Montag, 30. März 2020

BMW-Jahresbilanz in Zeiten der Coronavirus-Pandemie Klare Worte aus München zu den Corona-Wirren

"Vorsichtig zuversichtlich" - BMW-Chef Oliver Zipse trifft in Coronavirus-Zeiten den passenden Ton
Eric Krügl / BMW
"Vorsichtig zuversichtlich" - BMW-Chef Oliver Zipse trifft in Coronavirus-Zeiten den passenden Ton

So war das natürlich nicht gedacht in München. BMW-Chef Oliver Zipse wollte erste Zeichen setzen bei der Bilanzpressekonferenz 2020. Vor sieben Monaten hat er das Amt des Vorstandsvorsitzenden übernommen, jetzt wollte er einen Ausblick geben auf seine Ziele. Berichten auch, dass BMW Umsatz und Gewinn im Lauf der Quartale 2019 gesteigert hat. Und erklären, wie er die CO2-Vorgaben der Europäischen Union erfüllen und Strafzahlungen vermeiden will.
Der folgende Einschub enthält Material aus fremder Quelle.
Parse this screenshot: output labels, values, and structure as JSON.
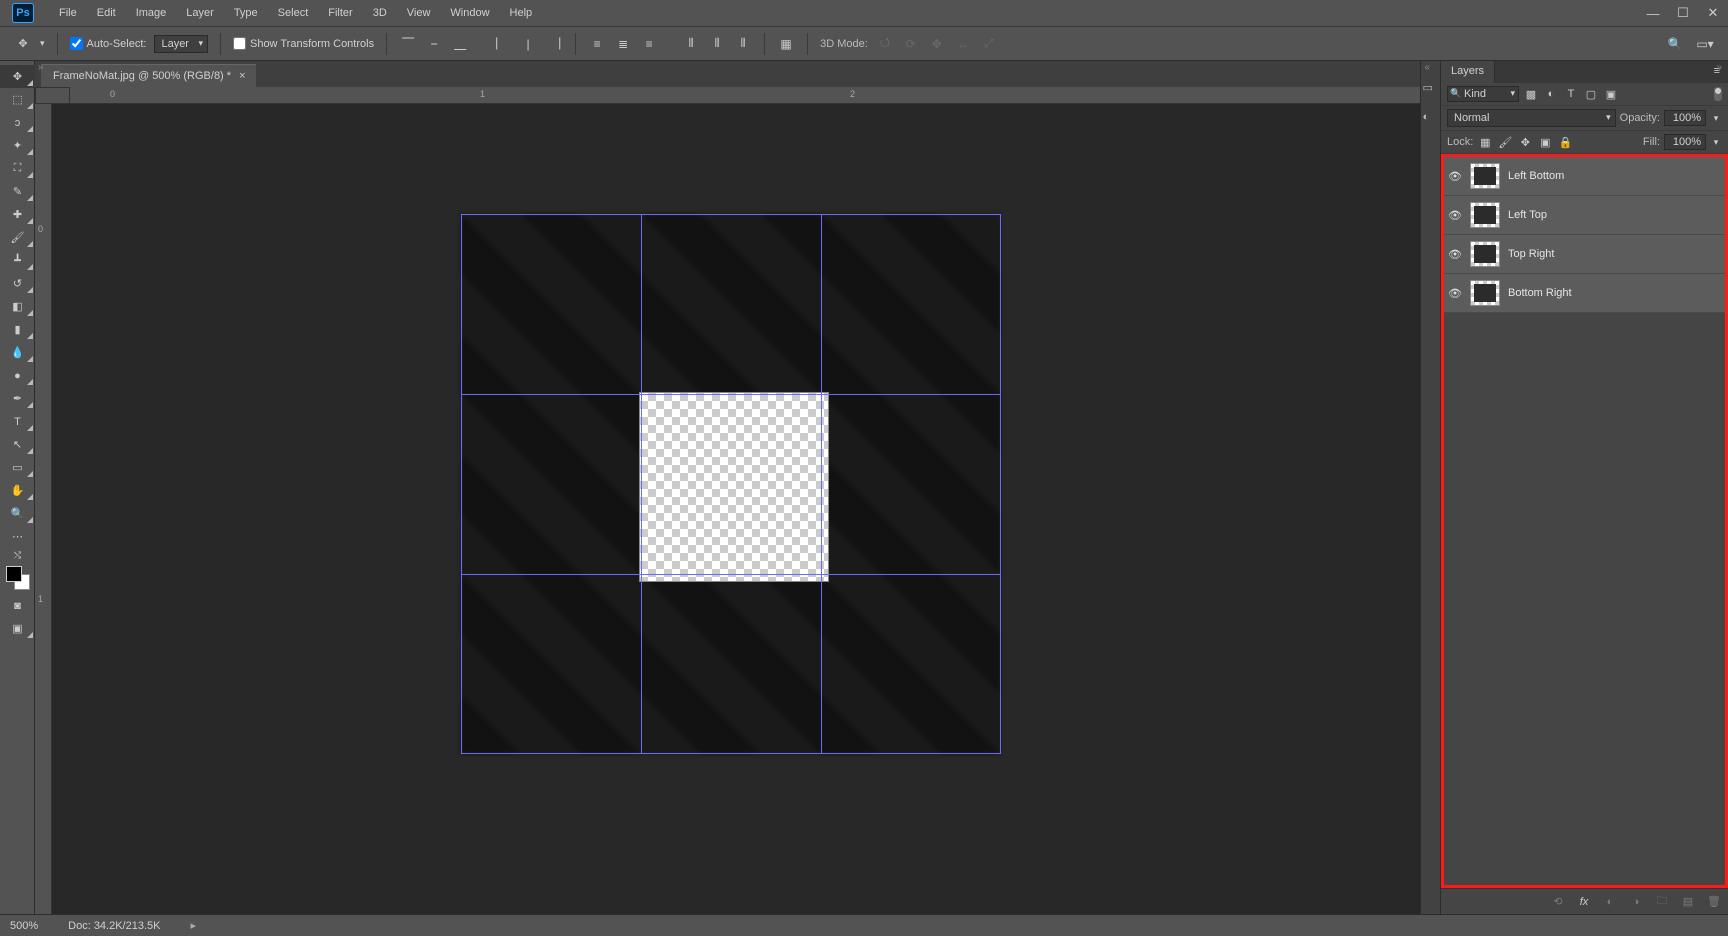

Auch über seine Pläne redete er heute morgen. Die Zuhörer aber interessierte vor allem ein anderes Thema: Corona. Und da sprachen Zipse und Finanzvorstand Nicolas Peter sehr klar. Der Absatz werde 2020 weltweit "deutlich unter Vorjahr" liegen, der Gewinn massiv sinken, die Umsatzrendite im Automobilgeschäft zwischen zwei und vier Prozent liegen. Und dieses Negativszenario verband die BMW-Spitze gleich mit der Einschränkung, dass es eine Normalisierung der Situation nach einigen Wochen voraussetzt. Mögliche weitere Corona-Auswirkungen seien aktuell nicht abzuschätzen.

Sprich: es dürfte schlimmer kommen. Folgerichtig schließt der Autobauer die Werke in Europa gleich für vier Wochen; und nicht für zwei wie zum Beispiel die Konkurrenten Volkswagen und Daimler .

Was das alles bedeutet? Vor allem ein bisschen mehr Klarheit, vielleicht auch ein wenig mehr an Ehrlichkeit. Niemand weiß, wie hart der Corona-Virus auf die deutsche Industrie durchschlägt. Volkswagen-Chef Herbert Diess erweckte gestern auf der Jahrespressekonferenz in Wolfsburg den Eindruck, der Autobauer werde einigermaßen locker durch die Krise steuern, sei in China schließlich fast schon wieder auf dem alten Stand. Wirkliche Sicherheit schaffte er dadurch nicht.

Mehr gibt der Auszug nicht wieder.